Pelos termos do autor, a prática decolonial tem dois objetivos principais: o primeiro é descortinar a forma de pensamento da colonialidade, ou seja, a estrutura de pensamento baseada na dominação do outro e como isso reverbera nos processos de socialização delimitados pelos fluxos de capital. O segundo diz respeito a pensar as formas de subjetivação outras, distintas das ofensivas de homogeneização conduzidas pela colonialidade, bem como a urgência de voltar o olhar para as epistemologias dos povos colonizados. Isso significa a demanda do colonizado pensar a si mesmo, a sua construção de identidade, a sua forma de ser no mundo a partir de si mesmo e não a partir das imposições de uma matriz colonial de poder.
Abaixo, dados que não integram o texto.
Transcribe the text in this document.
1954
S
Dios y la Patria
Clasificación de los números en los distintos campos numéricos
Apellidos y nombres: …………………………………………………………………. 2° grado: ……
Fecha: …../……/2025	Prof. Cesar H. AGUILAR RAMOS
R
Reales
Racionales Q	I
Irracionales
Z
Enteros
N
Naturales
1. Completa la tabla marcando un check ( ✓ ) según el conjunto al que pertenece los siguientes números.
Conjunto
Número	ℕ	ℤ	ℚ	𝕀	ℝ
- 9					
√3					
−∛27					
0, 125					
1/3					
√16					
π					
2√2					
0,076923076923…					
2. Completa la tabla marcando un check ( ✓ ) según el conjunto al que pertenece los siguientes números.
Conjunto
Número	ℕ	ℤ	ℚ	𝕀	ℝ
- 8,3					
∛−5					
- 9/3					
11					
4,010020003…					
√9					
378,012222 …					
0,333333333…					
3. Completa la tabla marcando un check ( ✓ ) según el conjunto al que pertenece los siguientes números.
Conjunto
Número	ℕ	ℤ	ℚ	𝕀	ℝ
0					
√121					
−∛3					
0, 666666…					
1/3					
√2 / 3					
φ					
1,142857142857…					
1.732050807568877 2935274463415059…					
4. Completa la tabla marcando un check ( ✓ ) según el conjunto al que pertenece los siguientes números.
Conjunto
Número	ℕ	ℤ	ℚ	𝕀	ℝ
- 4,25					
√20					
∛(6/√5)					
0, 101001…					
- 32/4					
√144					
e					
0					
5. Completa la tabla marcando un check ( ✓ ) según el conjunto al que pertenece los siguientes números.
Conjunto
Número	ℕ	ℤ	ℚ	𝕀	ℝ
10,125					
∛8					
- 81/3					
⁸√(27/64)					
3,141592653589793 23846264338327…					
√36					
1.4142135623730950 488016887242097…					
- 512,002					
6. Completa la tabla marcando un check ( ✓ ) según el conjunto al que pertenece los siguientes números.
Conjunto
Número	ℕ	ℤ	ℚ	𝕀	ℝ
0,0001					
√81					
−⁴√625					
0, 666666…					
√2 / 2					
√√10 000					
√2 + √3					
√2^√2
A matriz colonial de poder é motor para diversas formas de violência que transpassam o tecido social das nações que viveram à sombra do colonialismo e, por conseguinte, da colonialidade. À vista disso, entendemos violência a partir de Sylvia Walby (2012)WALBY, Sylvia. Violence and society: introduction to an emerging field in sociology. Current Sociology. v. 2, n. 61, p. 95-111, 2012. Disponível em: < https://journals.sagepub.com/doi/pdf/10.1177/0011392112456478>. Acesso em: 01/09/2021.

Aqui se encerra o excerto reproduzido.